Our findings suggest model of care is to be an independent factor in determining outcomes for women with GDM. Our study found that current methods of stratifying women into dedicated or non-dedicated clinics based on insulin requirements and medical comorbidities appear ineffective, especially for women deemed to have milder GDM.

Dedicated care for women with GDM offers specialised diabetes and obstetric care, and potentially provide greater accountability for lifestyle management and BG monitoring, the opportunity to institute treatment at an earlier stage than might otherwise occur and higher obstetric surveillance such as frequency of antenatal visits and ultrasound. By virtue of being in a dedicated diabetes clinic, a more rigorous approach to management is likely to have been implemented. This is reflected in the rates of induction of labour seen in our cohort, which for women in non-dedicated clinics was similar to the non-GDM population but was increased in women in the dedicated clinics. Although there is limited evidence to guide practice in this area,18 this result reflects the differing approaches taken towards patient management within and outside of the dedicated clinics.

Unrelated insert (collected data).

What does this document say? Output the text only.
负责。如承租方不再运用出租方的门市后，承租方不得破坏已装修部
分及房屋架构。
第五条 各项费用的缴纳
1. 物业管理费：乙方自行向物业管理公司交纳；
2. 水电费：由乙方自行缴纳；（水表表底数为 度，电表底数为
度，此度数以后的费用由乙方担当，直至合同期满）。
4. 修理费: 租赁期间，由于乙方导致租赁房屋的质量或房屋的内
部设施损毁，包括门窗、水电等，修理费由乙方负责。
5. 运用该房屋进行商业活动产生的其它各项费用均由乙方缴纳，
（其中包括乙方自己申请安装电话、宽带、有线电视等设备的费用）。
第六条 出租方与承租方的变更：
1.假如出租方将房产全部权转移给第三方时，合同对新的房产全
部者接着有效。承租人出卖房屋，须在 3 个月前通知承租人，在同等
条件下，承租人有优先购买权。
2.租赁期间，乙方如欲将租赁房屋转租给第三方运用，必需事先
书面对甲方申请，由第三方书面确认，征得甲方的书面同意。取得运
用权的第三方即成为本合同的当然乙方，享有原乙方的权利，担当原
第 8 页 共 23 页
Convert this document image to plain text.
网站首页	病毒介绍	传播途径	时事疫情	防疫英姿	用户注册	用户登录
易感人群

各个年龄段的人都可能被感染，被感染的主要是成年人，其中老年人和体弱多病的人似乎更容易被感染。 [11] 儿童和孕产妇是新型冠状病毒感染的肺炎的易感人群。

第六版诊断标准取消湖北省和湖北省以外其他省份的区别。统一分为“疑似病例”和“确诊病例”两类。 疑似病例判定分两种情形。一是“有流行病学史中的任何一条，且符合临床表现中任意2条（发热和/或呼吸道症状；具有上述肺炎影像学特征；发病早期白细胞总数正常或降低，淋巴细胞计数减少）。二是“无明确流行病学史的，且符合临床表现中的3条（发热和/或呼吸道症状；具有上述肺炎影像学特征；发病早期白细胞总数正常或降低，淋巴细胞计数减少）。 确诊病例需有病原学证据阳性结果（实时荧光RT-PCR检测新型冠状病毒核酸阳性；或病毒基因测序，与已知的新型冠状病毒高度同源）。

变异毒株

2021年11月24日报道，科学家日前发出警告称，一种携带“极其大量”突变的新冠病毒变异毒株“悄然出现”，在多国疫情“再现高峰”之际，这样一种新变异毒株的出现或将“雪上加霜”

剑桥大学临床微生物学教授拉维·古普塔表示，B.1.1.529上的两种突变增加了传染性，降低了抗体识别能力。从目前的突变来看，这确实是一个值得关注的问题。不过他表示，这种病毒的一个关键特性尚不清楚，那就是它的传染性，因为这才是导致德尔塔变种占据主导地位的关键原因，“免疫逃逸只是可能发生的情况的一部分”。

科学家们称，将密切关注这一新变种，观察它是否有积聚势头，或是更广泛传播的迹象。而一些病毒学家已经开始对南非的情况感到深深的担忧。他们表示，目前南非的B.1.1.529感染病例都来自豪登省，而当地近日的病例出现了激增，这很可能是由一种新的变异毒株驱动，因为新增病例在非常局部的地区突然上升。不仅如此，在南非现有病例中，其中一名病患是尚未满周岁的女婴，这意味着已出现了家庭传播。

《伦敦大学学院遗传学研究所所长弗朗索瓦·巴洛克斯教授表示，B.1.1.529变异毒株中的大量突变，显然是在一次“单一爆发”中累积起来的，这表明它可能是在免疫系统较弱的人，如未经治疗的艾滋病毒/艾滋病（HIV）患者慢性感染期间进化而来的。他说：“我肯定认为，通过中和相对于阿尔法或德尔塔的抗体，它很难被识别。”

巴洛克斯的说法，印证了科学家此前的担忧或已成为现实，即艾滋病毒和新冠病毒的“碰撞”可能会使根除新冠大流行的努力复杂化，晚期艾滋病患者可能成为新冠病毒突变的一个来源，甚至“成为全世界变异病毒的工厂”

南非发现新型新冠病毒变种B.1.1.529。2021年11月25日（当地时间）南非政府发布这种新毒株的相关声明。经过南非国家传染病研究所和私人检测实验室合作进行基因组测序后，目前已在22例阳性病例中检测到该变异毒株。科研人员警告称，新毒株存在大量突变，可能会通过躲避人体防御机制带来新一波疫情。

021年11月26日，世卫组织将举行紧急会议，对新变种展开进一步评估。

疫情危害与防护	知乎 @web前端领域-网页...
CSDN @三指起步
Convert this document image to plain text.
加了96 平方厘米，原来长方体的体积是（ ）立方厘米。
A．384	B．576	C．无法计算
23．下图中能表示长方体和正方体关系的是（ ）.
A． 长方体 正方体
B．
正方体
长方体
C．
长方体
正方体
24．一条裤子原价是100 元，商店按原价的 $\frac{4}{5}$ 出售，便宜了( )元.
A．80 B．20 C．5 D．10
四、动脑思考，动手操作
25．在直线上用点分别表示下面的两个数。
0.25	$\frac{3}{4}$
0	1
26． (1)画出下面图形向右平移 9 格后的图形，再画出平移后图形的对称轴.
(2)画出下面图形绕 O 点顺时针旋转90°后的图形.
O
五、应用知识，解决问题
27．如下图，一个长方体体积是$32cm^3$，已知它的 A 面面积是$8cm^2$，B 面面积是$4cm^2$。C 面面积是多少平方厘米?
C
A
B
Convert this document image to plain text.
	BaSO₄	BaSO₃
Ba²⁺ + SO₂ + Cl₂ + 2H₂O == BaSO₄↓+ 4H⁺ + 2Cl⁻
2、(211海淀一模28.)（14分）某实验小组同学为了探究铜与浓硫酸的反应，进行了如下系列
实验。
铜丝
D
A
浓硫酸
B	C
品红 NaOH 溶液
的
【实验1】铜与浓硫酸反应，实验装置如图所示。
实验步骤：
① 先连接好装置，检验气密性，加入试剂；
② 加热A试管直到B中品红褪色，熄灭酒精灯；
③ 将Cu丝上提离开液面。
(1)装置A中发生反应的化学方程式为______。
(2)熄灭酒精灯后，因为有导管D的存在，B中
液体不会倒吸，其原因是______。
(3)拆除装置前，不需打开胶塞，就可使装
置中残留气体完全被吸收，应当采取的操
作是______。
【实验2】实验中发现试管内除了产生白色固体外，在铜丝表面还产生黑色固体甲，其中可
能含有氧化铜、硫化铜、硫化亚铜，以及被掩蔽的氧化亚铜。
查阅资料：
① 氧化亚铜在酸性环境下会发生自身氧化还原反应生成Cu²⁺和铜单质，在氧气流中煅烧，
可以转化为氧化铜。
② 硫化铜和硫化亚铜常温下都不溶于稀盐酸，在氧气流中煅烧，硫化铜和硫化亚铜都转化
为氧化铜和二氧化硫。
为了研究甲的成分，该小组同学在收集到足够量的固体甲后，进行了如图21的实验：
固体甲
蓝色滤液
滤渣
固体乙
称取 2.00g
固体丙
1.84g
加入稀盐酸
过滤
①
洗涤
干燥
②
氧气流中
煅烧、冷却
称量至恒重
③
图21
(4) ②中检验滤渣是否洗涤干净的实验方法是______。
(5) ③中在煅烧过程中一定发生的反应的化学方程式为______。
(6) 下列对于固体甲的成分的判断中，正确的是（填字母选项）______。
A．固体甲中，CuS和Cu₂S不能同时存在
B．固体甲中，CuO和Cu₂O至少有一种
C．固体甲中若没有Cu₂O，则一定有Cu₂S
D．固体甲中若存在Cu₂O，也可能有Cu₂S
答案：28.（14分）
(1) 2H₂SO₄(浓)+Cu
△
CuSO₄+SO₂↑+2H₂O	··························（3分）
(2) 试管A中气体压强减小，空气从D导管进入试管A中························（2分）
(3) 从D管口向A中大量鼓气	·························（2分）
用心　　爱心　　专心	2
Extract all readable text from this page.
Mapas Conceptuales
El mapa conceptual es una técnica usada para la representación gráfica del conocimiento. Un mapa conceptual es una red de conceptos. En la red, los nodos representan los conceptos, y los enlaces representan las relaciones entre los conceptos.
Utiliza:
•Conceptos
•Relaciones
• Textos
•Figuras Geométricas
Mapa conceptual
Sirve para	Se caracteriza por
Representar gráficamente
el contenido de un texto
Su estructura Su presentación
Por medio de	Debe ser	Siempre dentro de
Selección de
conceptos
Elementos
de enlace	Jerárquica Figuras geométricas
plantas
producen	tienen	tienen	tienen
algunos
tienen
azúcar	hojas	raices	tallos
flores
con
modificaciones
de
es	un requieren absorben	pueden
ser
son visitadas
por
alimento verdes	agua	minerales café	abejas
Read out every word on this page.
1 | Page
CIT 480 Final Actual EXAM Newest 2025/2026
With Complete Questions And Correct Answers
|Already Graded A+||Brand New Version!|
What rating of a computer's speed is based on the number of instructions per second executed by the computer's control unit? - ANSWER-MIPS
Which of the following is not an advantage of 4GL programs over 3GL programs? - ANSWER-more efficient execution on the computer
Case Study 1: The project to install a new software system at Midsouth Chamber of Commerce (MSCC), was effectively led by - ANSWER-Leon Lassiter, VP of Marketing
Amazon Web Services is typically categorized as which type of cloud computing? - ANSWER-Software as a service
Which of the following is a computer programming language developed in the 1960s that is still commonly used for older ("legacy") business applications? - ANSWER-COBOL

Standardising models of care for all women with GDM would be an ideal approach, ensuring that all women have similar access to increased frequency of appointments, screening investigations such as ultrasound and early adjustment of treatments such as insulin. This will minimise inequity to care and outcomes in women with GDM. An evidence-based risk prediction tool at the time of diagnosis of GDM and response to initial treatment should be developed to inform stratification and escalation of care. Future studies randomising women with ‘milder forms’ of GDM to dedicated clinics or standard of care would serve to further validate our finding, and provide potential evidence for challenging the paradigm of allocation women with GDM to models of care based on perceived risk.

Strengths and limitations

Strengths

The study using contemporaneous data was undertaken in a large tertiary referral centre with high volumes of obstetric care and established dedicated gestational diabetes clinics. All clinics included antenatal care provided by obstetricians and midwifery teams within the hospital-led and community-led midwifery and GP shared models of care, therefore, providing an assessment of antenatal care for women with GDM within the community through its interface with tertiary services and solely tertiary care services. This allowed for adequate sampling to assess outcomes of dedicated against standard models of care, and between different dedicated models of care. Large volumes of data were available, with very little missing or poor-quality data. There were identical practices for data collection and management across all groups of the study. As all women were included, there was likely limited selection bias introduces, baseline demographics of all clinic groups are available for comparison.

Limitations

The study was undertaken with data from a single institution potentially limiting its external validity. It is however informative for local changes and adaptations required to improve outcomes in pregnancy in women with GDM in our service. Larger population-based studies evaluating models of care are limited and attempts at such studies must be underpinned by the ability to measure confounders at institutional level. All data were routinely collected, some data points such as neonatal respiratory distress required subjective interpretation from clinical staff performing data entry. Routinely collected electronic data were not available in the maternity information system on profiles of glycaemic control and thus this could not be adjusted for.

Conclusion

GDM is associated with a range of adverse outcomes and is increasing in prevalence worldwide. Results of this study suggest that the antenatal model of care has an independent relationship with adverse outcomes for women with GDM in Western Sydney. Pathways of care need to be similar in all women with GDM, development and implementation of an evidence-based system for stratifying risk would be of benefit.